中国で大ヒットしている宏光ミニEV
トーヨータイヤのエアレスタイヤを装着したゴルフカート

CASE(コネクテッド、自動運転、シェアリング、電動化)やMaaS(サービスとしてのモビリティ)により、小型電気自動車(EV)の用途が拡大しつつある。国内では、ベンチャー企業を中心に小型EV開発は進む。ただ、若者を中心に爆発的に売れている中国とは地域性や顧客ニーズなどが異なるため、一般的な普及が進むには時間を要しそうだ。街乗り、観光地や地域での移動手段など、サプライヤーは小型EVのさまざまな可能性を探りながら、製品開発やビジネス展開を模索する。

国内タイヤメーカーでいち早くエアレスタイヤの社会実装を目指すトーヨータイヤ。エアレスタイヤ装着のターゲットとしているのが軽自動車クラスや小型のEVだ。「商機はある」(水谷保執行役員)として空気用タイヤとは全く異なる分野である小型EVにビジネスを広げていく戦略だ。

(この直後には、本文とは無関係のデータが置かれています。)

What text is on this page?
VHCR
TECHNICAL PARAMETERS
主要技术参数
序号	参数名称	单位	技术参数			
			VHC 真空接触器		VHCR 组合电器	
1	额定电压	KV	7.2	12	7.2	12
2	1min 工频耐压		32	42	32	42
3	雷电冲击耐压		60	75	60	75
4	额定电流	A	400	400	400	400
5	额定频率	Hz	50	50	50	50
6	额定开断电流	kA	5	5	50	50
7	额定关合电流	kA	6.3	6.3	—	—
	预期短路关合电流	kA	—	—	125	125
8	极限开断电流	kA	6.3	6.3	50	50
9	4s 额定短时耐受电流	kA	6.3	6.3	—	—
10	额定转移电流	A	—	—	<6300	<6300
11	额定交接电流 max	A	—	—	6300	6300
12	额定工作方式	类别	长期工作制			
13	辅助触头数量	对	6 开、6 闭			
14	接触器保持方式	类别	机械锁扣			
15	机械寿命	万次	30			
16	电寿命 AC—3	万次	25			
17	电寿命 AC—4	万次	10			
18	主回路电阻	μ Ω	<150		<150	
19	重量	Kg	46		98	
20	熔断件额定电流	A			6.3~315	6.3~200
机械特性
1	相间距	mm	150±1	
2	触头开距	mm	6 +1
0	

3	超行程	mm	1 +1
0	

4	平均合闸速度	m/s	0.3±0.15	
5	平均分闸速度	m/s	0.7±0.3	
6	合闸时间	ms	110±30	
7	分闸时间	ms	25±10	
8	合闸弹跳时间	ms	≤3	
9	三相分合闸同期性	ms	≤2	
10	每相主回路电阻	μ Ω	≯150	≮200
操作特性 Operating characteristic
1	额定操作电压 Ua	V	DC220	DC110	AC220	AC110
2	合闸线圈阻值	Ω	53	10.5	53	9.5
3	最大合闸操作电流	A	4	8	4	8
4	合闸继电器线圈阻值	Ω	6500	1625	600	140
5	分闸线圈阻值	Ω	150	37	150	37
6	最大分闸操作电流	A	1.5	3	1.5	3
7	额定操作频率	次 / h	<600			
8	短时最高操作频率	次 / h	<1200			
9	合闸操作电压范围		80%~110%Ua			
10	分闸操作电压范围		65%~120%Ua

将来的には、地域の交通課題の解決やグリーンスローモビリティなどをエアレスタイヤが生かせる市場と位置付けている。まずはゴルフ場やテーマパークなどの限られた場所で活用する小型EVへの装着を狙う。

世界に先駆けて中国では新たな「生活の足」として小型EVの普及が進んでいる。低所得者層を中心に、ゼネラル・モーターズ(GM)が出資する上汽通用五菱汽車「宏光ミニEV」のような50万円以下の車が売れており、現地の自動車市場において存在感を高めている。

この小型EVブームを背景に、製品展開を積極化していくのが日本電産だ。同社は中国や欧州でEV用トラクションモーターを生産している。近く小型EV向けモーターの生産に着手する方針だ。

永守重信会長は「中国の新興EVメーカーの技術力が上がり、低価格帯のEVが普及すればグローバルで価格競争が始まる」と想定。モーター自体は低価格ではあるものの数量が多いため、小型EVを成長分野と位置づけ、中国工場などを小型EVモーター生産に切り替え生産体制を整える。

グローバルで形成されつつある小型EV市場。サプライヤーは地域ごとのニーズをくみ取りながら存在感を示せる分野の模索を始め、電動化時代の新たなビジネスの創出を図る。